Una nube di polvere segue l’automobile per tutto il villaggio fino a quando non raggiungono il sentiero che porta all’abitazione di Jalaluddin. “Ricordatelo bene”, dice il libraio a Rasul. “Quel che è successo non si deve sapere in giro, non è necessario precipitare nella vergogna l’intera famiglia.”
Vicino alla bottega del villaggio sull’angolo, all’inizio del sentiero, c’è un gruppo di uomini, tra cui il padre di Jalaluddin. Nel vederli, l’uomo sorride, stringe la mano di Sultan e lo abbraccia. “Vieni dentro per un tè”, lo invita con grande cordialità, mostrando chiaramente di non sapere nulla del furto delle cartoline. Anche gli altri scamberebbero volentieri quattro chiacchiere con il libraio, quello che ce l’ha fatta a diventare qualcuno.
“Vorremmo solo parlare con tuo figlio”, gli spiega Sultan. “Ti dispiacerebbe chiamarcelo?”
Il vecchio se ne va. Torna seguito dal figlio a due passi di distanza. Jalaluddin alza verso il libraio uno sguardo tremante.
Lui dice: “Abbiamo bisogno di te al negozio. Che ne dici di venire con noi?” L’altro annuisce.
“Allora il tè ve lo offrirò volentieri la prossima volta”, grida il padre ai tre che si allontanano.
“Tu sai di cosa si tratta”, gli dice secco Sultan, seduto insieme a lui sul sedile posteriore, mentre Rasul si dirige fuori dal villaggio. Stanno andando dal fratello di Wakil, Mirdzjan, che fa il poliziotto.
“Volevo solo guardarle, le avrei riportate, volevo solo mostrarle ai miei bambini. Sono così belle.”

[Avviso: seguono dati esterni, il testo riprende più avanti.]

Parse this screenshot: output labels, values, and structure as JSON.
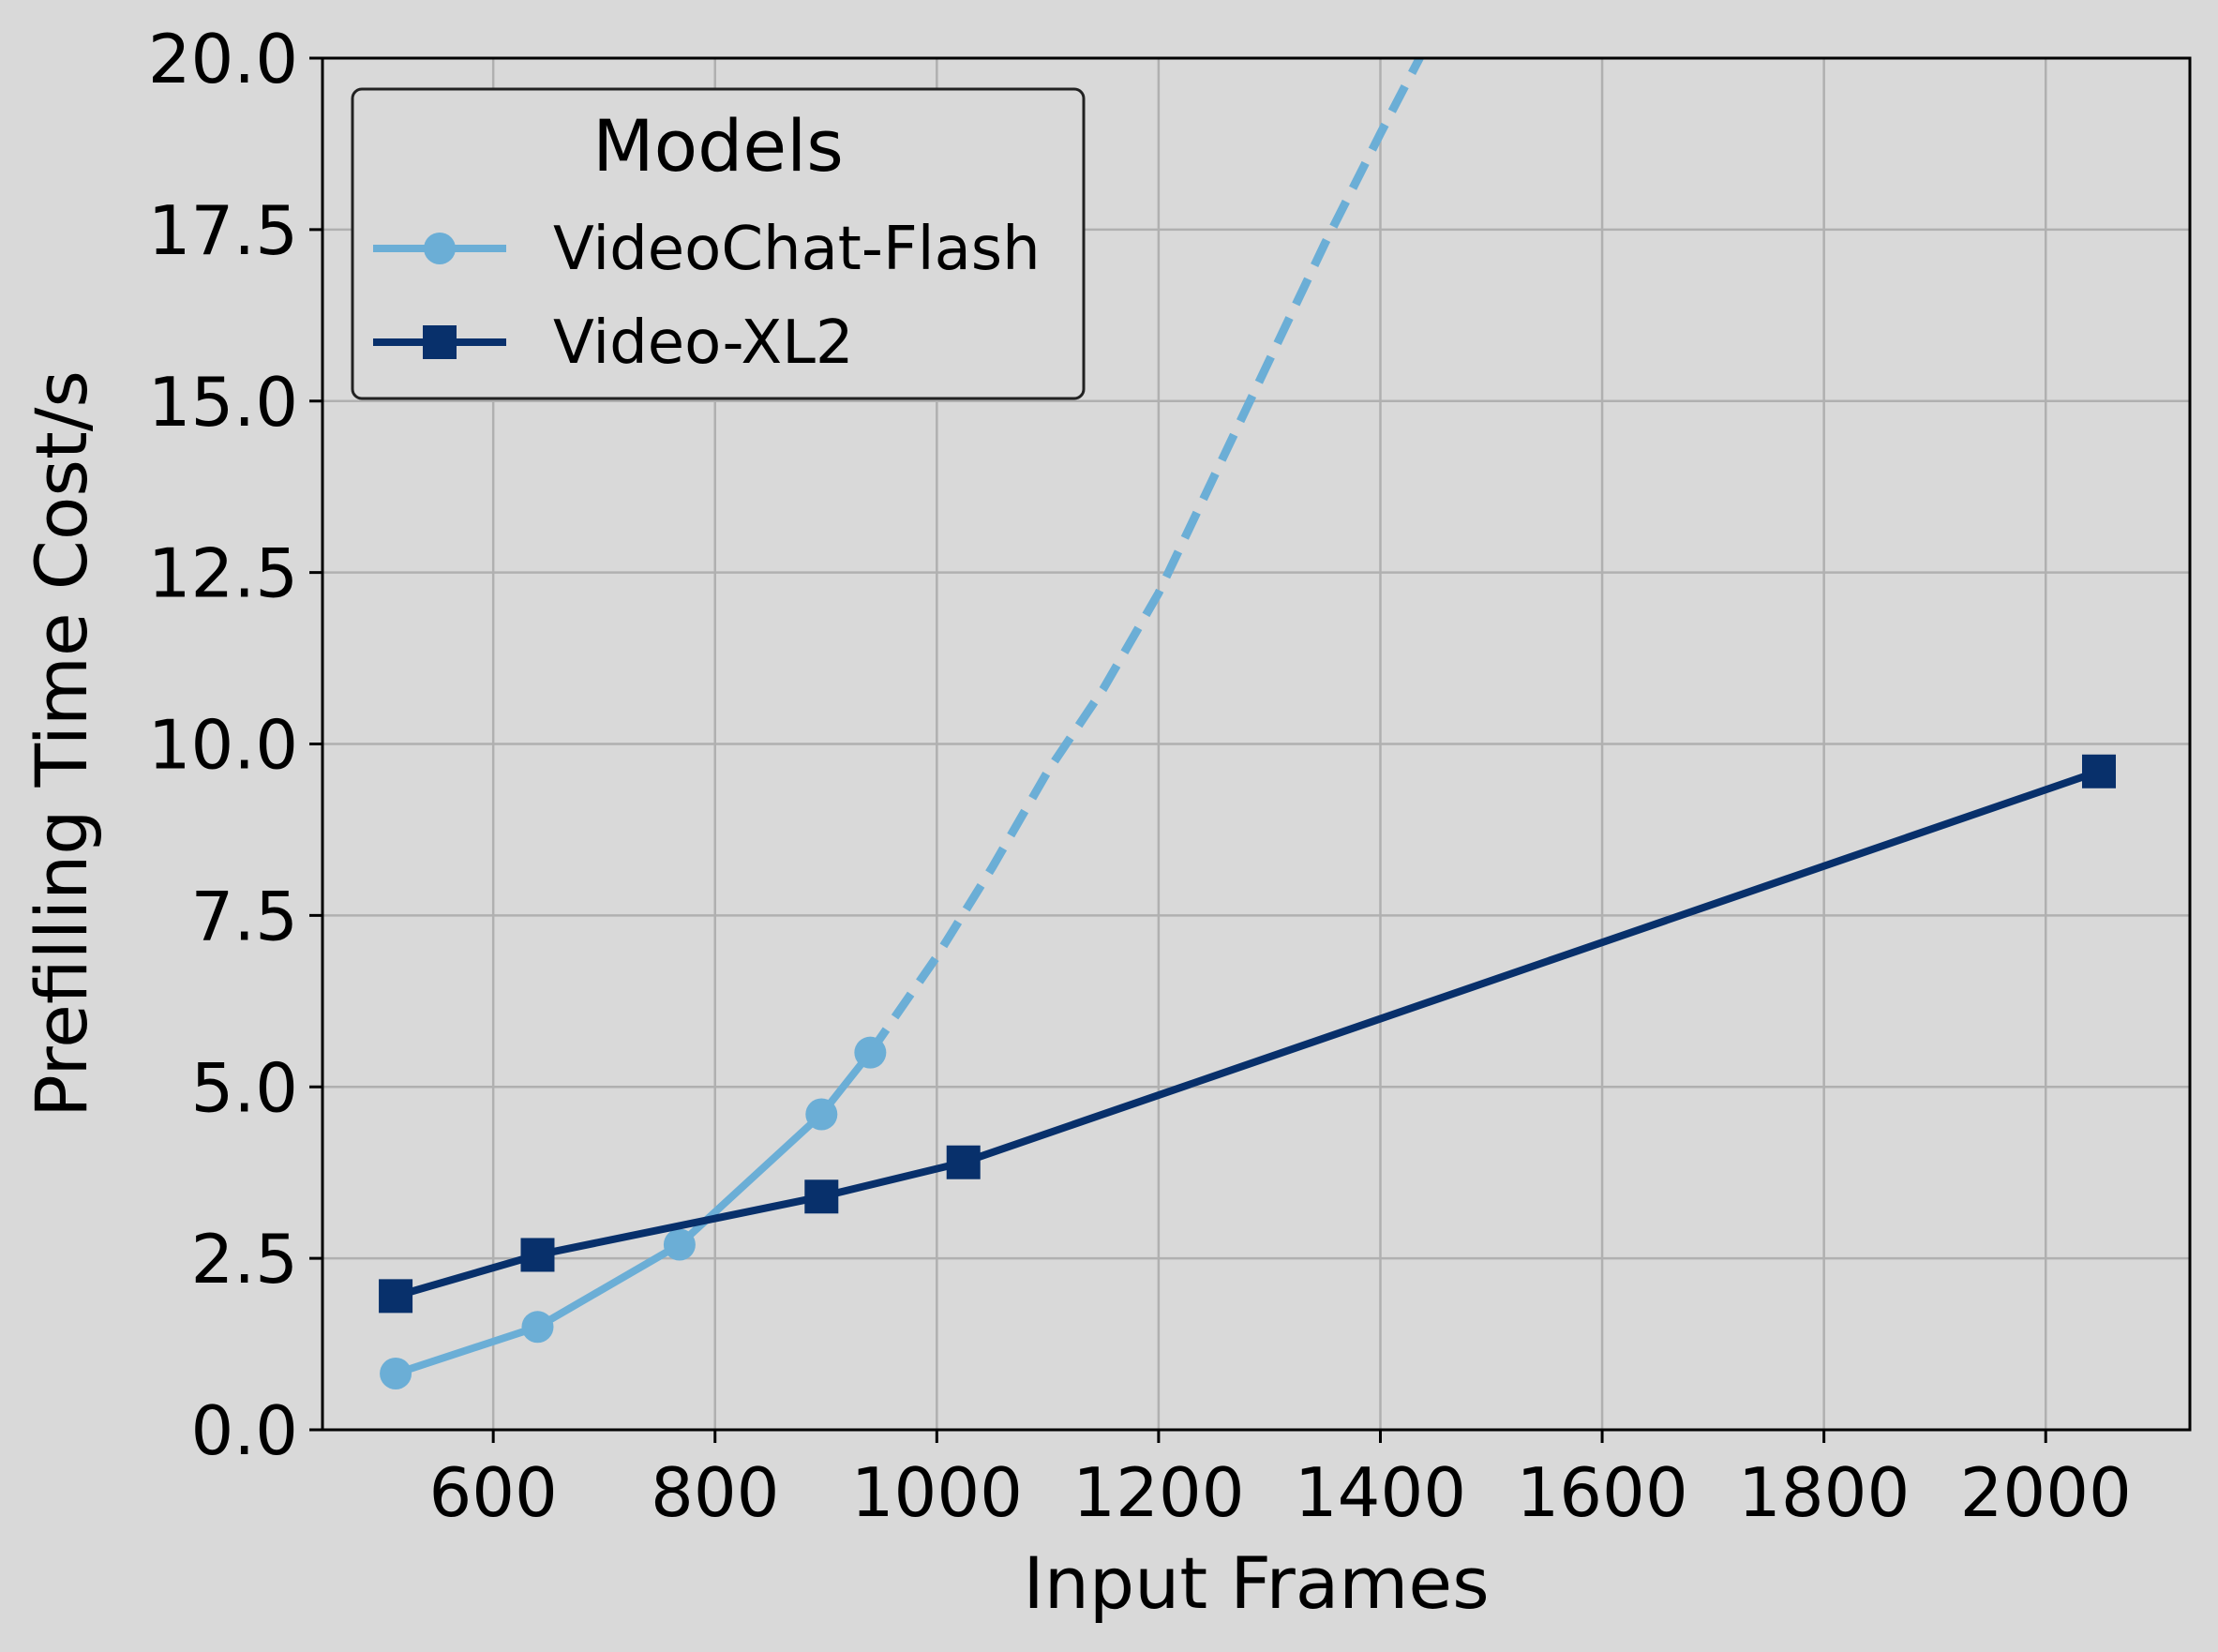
{
  "chart_data": {
    "type": "line",
    "title": "",
    "xlabel": "Input Frames",
    "ylabel": "Prefilling Time Cost/s",
    "xlim": [
      446,
      2130
    ],
    "ylim": [
      0,
      20
    ],
    "xticks": [
      600,
      800,
      1000,
      1200,
      1400,
      1600,
      1800,
      2000
    ],
    "yticks": [
      0.0,
      2.5,
      5.0,
      7.5,
      10.0,
      12.5,
      15.0,
      17.5,
      20.0
    ],
    "xtick_labels": [
      "600",
      "800",
      "1000",
      "1200",
      "1400",
      "1600",
      "1800",
      "2000"
    ],
    "ytick_labels": [
      "0.0",
      "2.5",
      "5.0",
      "7.5",
      "10.0",
      "12.5",
      "15.0",
      "17.5",
      "20.0"
    ],
    "grid": true,
    "legend": {
      "title": "Models",
      "position": "top-left"
    },
    "series": [
      {
        "name": "VideoChat-Flash",
        "color": "#6baed6",
        "marker": "circle",
        "x": [
          512,
          640,
          768,
          896,
          940
        ],
        "y": [
          0.82,
          1.5,
          2.7,
          4.6,
          5.5
        ],
        "extrapolation": {
          "style": "dashed",
          "x": [
            940,
            1000,
            1050,
            1100,
            1150,
            1200,
            1250,
            1300,
            1350,
            1400,
            1445
          ],
          "y": [
            5.5,
            6.9,
            8.2,
            9.6,
            10.8,
            12.2,
            13.9,
            15.6,
            17.3,
            18.9,
            20.3
          ]
        }
      },
      {
        "name": "Video-XL2",
        "color": "#08306b",
        "marker": "square",
        "x": [
          512,
          640,
          896,
          1024,
          2048
        ],
        "y": [
          1.95,
          2.55,
          3.4,
          3.9,
          9.6
        ]
      }
    ]
  }
}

Il falegname siede ricurvo su se stesso, con le spalle afflosciate, come se cercasse di occupare il minor spazio possibile. Tiene le mani giunte strette tra le gambe. Di tanto in tanto si conficca le unghie nelle nocche. Parlando lancia brevi occhiate nervose in direzione del libraio; ricorda un pulcino impaurito e arruffato. Sultan se ne sta comodamente seduto con aria sicura accanto a lui sul sedile posteriore e lo interroga con un tono di grande tranquillità.

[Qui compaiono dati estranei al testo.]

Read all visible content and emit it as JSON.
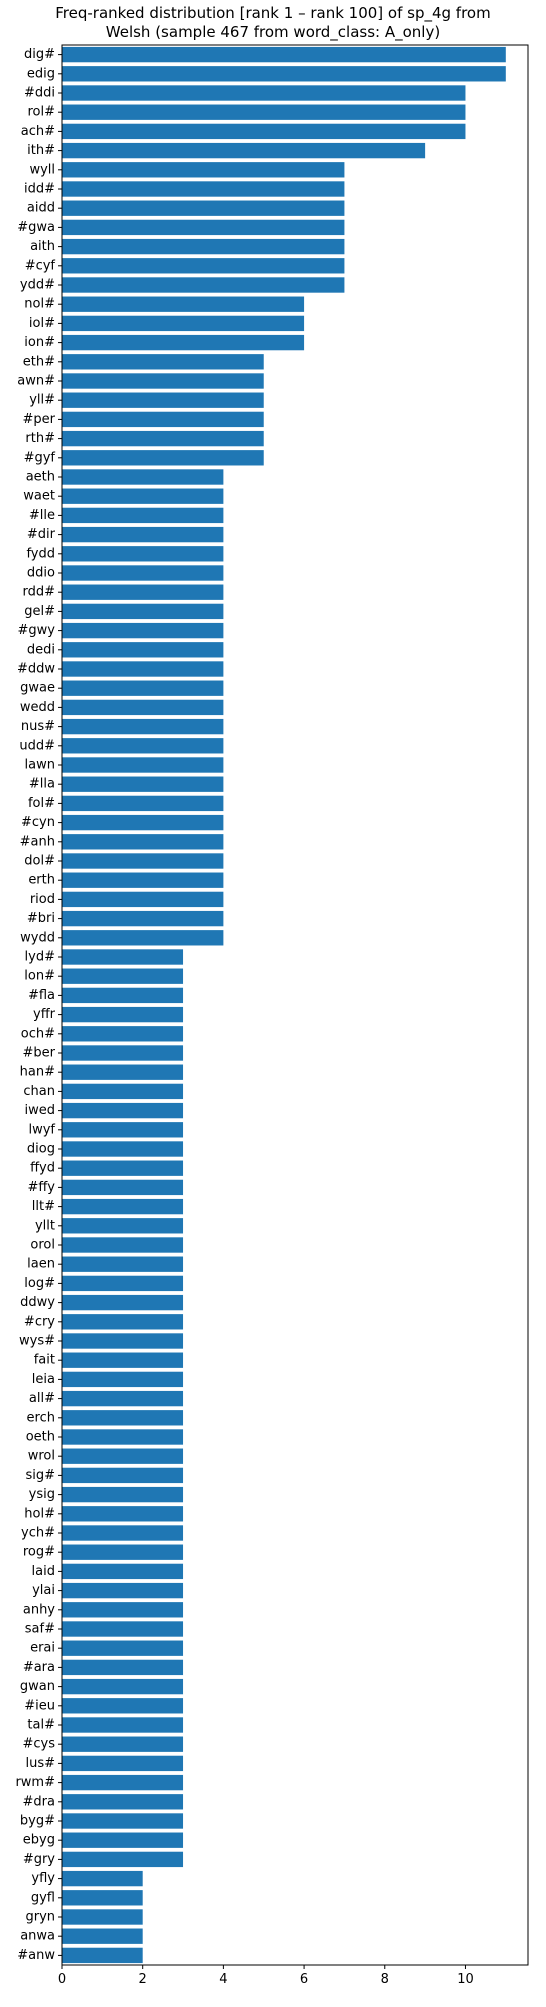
{
  "chart_data": {
    "type": "bar",
    "orientation": "horizontal",
    "title_lines": [
      "Freq-ranked distribution [rank 1 – rank 100] of sp_4g from",
      "Welsh (sample 467 from word_class: A_only)"
    ],
    "xlabel": "",
    "ylabel": "",
    "xlim": [
      0,
      11.55
    ],
    "xticks": [
      0,
      2,
      4,
      6,
      8,
      10
    ],
    "grid": false,
    "bar_color": "#1f77b4",
    "categories": [
      "dig#",
      "edig",
      "#ddi",
      "rol#",
      "ach#",
      "ith#",
      "wyll",
      "idd#",
      "aidd",
      "#gwa",
      "aith",
      "#cyf",
      "ydd#",
      "nol#",
      "iol#",
      "ion#",
      "eth#",
      "awn#",
      "yll#",
      "#per",
      "rth#",
      "#gyf",
      "aeth",
      "waet",
      "#lle",
      "#dir",
      "fydd",
      "ddio",
      "rdd#",
      "gel#",
      "#gwy",
      "dedi",
      "#ddw",
      "gwae",
      "wedd",
      "nus#",
      "udd#",
      "lawn",
      "#lla",
      "fol#",
      "#cyn",
      "#anh",
      "dol#",
      "erth",
      "riod",
      "#bri",
      "wydd",
      "lyd#",
      "lon#",
      "#fla",
      "yffr",
      "och#",
      "#ber",
      "han#",
      "chan",
      "iwed",
      "lwyf",
      "diog",
      "ffyd",
      "#ffy",
      "llt#",
      "yllt",
      "orol",
      "laen",
      "log#",
      "ddwy",
      "#cry",
      "wys#",
      "fait",
      "leia",
      "all#",
      "erch",
      "oeth",
      "wrol",
      "sig#",
      "ysig",
      "hol#",
      "ych#",
      "rog#",
      "laid",
      "ylai",
      "anhy",
      "saf#",
      "erai",
      "#ara",
      "gwan",
      "#ieu",
      "tal#",
      "#cys",
      "lus#",
      "rwm#",
      "#dra",
      "byg#",
      "ebyg",
      "#gry",
      "yfly",
      "gyfl",
      "gryn",
      "anwa",
      "#anw"
    ],
    "values": [
      11,
      11,
      10,
      10,
      10,
      9,
      7,
      7,
      7,
      7,
      7,
      7,
      7,
      6,
      6,
      6,
      5,
      5,
      5,
      5,
      5,
      5,
      4,
      4,
      4,
      4,
      4,
      4,
      4,
      4,
      4,
      4,
      4,
      4,
      4,
      4,
      4,
      4,
      4,
      4,
      4,
      4,
      4,
      4,
      4,
      4,
      4,
      3,
      3,
      3,
      3,
      3,
      3,
      3,
      3,
      3,
      3,
      3,
      3,
      3,
      3,
      3,
      3,
      3,
      3,
      3,
      3,
      3,
      3,
      3,
      3,
      3,
      3,
      3,
      3,
      3,
      3,
      3,
      3,
      3,
      3,
      3,
      3,
      3,
      3,
      3,
      3,
      3,
      3,
      3,
      3,
      3,
      3,
      3,
      3,
      2,
      2,
      2,
      2,
      2
    ]
  }
}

“Devo sapere quante cartoline ti sei portato via.”
“Ho preso solamente quelle che avete visto, perché...”
“Non ti credo.”
“È vero!”
“Se non ammetti di averne prese di più, ti denuncio alla polizia.”

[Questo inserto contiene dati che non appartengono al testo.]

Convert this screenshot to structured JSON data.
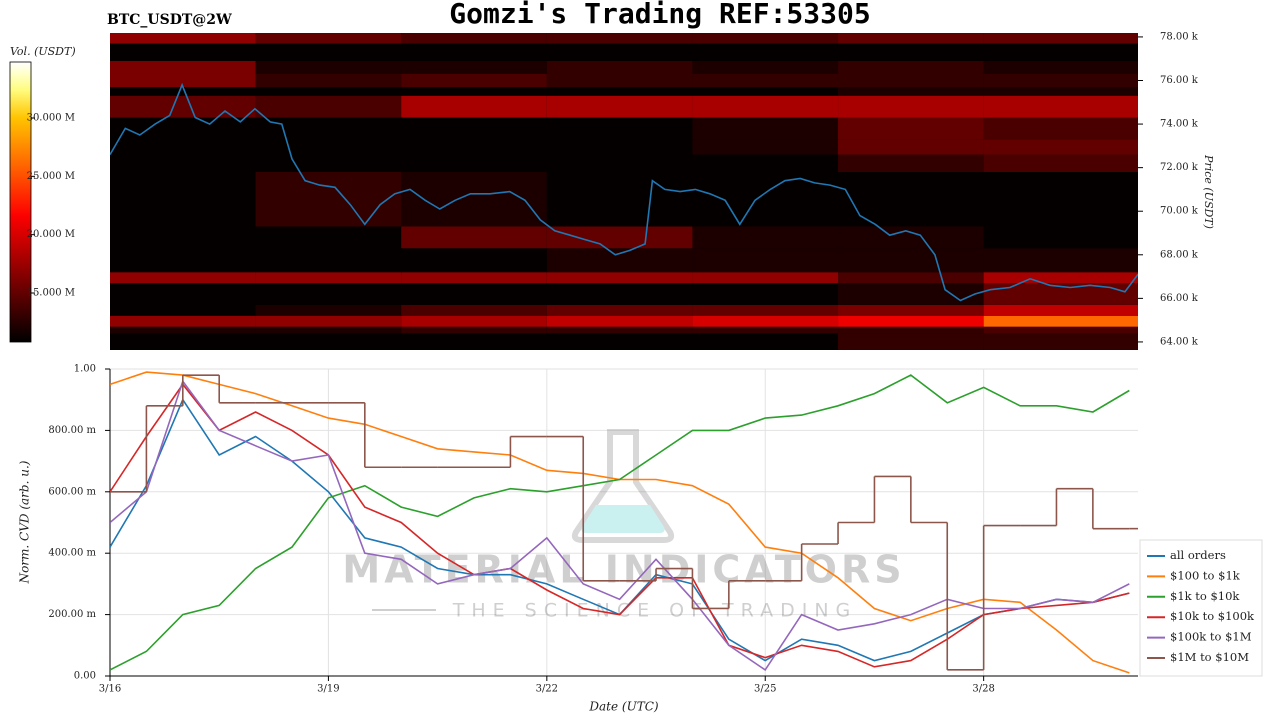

Il falegname afferra la mano levata di Sultan e la inonda di baci. Lui si libera bruscamente dalla sua stretta.
“E piantala! Smettila di comportarti come un idiota!”
“Per Allah, sul mio onore e sulla mia coscienza, non ne ho prese altre. Non farmi mettere in prigione, per favore, ti ripagherò, sono una persona onesta, perdonami, sono stato stupido, perdonami. Ho sette bambini piccoli. Due delle mie figlie sono malate di poliomielite. Mia moglie è di nuovo incinta e noi non abbiamo niente da mangiare. I miei bambini deperiscono, mia moglie piange tutti i giorni perché quello che guadagno non basta a sfamare tutti. Ci nutriamo di patate e verdure cotte, non abbiamo nemmeno i soldi per un po’ di riso. Mia madre va negli ospedali e nei ristoranti a comprare i loro rimasugli. Ogni tanto hanno del riso bollito avanzato. A volte vendono gli scarti del mercato. Negli ultimi giorni non avevamo neanche il pane. Per di più devo dare da mangiare anche ai cinque figli di mia sorella, suo marito è senza lavoro, e poi vivo con i miei vecchi genitori e la madre di mio padre.”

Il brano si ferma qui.